The moment the beef hits the pot sizzling, I know I am on the right track. The aroma and the punch wafting towards me are unmistakably the bò kho that I know and long for. Why not toss in some toasted star anises too? The combination – sweet, citrusy and woody – blends so well with the deep and rich beefy smell, filling up the whole apartment with this revived sense of achievement and discovery. Maybe I am lucky to have got the balance right, or maybe bò kho is simply a forgiving dish to make. Either way, it is exhilarating – the kind of excitement akin to your first marathon or paycheck, when you’re ready to conquer the world. I gloat a little – just a little.
When the meat gets its brown edges, add about a cup of mirin and a few cups of water, make sure to submerge everything. Mirin – an atypical ingredient in Vietnamese cooking, but hear me out dear reader. I’ve been adding mirin to all of my soup, broth and gravy for the past few months now and loving the subtle sweetness that comes with it. Together with the carrots that go into the pot two hours later, this results in a deepening flavor on the verge of being addictive. I am ready to toast some bread to mop up this salty, sweet and fragrant stew.

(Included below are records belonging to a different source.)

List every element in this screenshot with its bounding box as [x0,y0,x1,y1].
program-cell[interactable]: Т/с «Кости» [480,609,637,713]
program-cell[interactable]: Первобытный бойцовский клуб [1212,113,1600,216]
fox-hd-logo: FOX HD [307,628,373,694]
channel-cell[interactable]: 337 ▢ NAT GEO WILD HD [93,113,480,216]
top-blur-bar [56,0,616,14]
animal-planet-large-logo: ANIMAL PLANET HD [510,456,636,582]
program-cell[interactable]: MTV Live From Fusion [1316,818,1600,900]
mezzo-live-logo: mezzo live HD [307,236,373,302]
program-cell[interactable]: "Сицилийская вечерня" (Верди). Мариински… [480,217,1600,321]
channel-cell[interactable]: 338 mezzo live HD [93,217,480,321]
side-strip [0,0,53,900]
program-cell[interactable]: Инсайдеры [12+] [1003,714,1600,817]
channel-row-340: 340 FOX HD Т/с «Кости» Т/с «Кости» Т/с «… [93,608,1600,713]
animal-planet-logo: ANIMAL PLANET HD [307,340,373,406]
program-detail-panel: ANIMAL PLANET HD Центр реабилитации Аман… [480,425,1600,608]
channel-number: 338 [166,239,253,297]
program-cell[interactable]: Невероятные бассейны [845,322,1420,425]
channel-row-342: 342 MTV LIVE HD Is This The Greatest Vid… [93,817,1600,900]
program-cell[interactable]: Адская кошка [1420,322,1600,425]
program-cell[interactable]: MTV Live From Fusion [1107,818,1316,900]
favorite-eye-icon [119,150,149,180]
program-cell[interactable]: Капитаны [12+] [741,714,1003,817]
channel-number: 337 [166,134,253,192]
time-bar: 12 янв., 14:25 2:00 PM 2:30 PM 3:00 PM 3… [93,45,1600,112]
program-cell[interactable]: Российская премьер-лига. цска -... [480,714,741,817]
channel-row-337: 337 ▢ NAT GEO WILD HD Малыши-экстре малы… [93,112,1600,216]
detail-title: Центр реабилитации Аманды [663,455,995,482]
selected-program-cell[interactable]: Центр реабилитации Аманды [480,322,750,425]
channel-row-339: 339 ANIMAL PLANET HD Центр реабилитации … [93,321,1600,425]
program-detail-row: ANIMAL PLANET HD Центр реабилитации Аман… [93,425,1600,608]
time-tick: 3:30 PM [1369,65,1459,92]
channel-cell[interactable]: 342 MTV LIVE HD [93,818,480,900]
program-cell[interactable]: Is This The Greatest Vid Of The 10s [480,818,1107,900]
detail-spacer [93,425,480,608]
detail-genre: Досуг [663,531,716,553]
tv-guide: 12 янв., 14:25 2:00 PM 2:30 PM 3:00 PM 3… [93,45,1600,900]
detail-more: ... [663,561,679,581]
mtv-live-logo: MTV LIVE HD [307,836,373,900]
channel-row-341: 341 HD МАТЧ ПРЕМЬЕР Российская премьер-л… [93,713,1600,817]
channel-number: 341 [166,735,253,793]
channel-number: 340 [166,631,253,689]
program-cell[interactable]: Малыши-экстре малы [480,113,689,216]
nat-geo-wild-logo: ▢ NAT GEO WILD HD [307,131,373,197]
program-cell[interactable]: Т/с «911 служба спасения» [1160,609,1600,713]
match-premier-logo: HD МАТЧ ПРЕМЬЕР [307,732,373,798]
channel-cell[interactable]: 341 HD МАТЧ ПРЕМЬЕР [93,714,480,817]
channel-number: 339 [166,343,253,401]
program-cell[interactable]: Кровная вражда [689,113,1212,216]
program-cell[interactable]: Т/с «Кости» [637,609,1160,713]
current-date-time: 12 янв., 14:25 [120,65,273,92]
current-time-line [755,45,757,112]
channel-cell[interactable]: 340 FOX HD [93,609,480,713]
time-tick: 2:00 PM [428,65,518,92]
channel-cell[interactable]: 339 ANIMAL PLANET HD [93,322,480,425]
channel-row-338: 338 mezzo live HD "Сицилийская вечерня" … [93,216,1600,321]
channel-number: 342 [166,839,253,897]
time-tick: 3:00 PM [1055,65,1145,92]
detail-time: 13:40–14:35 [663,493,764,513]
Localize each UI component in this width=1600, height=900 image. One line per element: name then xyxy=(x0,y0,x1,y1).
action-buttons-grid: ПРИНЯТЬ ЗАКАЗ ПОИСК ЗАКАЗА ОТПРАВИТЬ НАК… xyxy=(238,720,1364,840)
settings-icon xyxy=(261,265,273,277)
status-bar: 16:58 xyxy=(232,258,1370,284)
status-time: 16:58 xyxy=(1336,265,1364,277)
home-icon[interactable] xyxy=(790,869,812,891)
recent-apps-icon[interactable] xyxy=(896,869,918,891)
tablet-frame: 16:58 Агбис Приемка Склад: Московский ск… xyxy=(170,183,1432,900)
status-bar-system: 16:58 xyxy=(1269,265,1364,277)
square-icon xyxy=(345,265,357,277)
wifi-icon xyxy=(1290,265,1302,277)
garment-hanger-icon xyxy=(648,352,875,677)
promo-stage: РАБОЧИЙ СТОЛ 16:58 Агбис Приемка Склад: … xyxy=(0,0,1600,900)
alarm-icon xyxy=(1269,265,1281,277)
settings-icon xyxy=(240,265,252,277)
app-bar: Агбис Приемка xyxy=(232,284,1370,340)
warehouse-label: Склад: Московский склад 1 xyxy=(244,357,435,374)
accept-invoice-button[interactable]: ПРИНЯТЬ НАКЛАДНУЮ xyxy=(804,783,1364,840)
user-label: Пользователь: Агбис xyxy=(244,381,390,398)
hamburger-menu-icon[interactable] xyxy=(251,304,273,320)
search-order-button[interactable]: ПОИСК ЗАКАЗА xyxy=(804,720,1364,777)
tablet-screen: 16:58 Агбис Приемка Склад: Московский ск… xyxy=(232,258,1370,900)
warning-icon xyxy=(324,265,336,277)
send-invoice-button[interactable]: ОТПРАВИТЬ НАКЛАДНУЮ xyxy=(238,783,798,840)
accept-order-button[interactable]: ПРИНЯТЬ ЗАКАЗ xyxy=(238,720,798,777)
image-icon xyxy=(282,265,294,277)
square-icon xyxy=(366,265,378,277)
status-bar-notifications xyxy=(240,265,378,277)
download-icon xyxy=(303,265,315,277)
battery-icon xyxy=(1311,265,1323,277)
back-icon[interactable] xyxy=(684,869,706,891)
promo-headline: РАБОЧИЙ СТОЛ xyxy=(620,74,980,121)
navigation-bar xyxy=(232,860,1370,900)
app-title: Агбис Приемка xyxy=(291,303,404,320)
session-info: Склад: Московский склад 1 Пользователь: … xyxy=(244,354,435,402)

But now I wait, patiently, for heat and time to do their magic.
- As usual, tough cuts are the best for stew, I like briskets, but other cuts recommended here are fine too.
- I like to pair this stew with carrots and potatoes (which also helps thicken the gravy), and sometimes green peas if they are on hand.
- Some like to use this as a broth over noodle. In that case, make sure to add enough water so the liquid does not reduce too much. Check the pot every 45 minutes or so.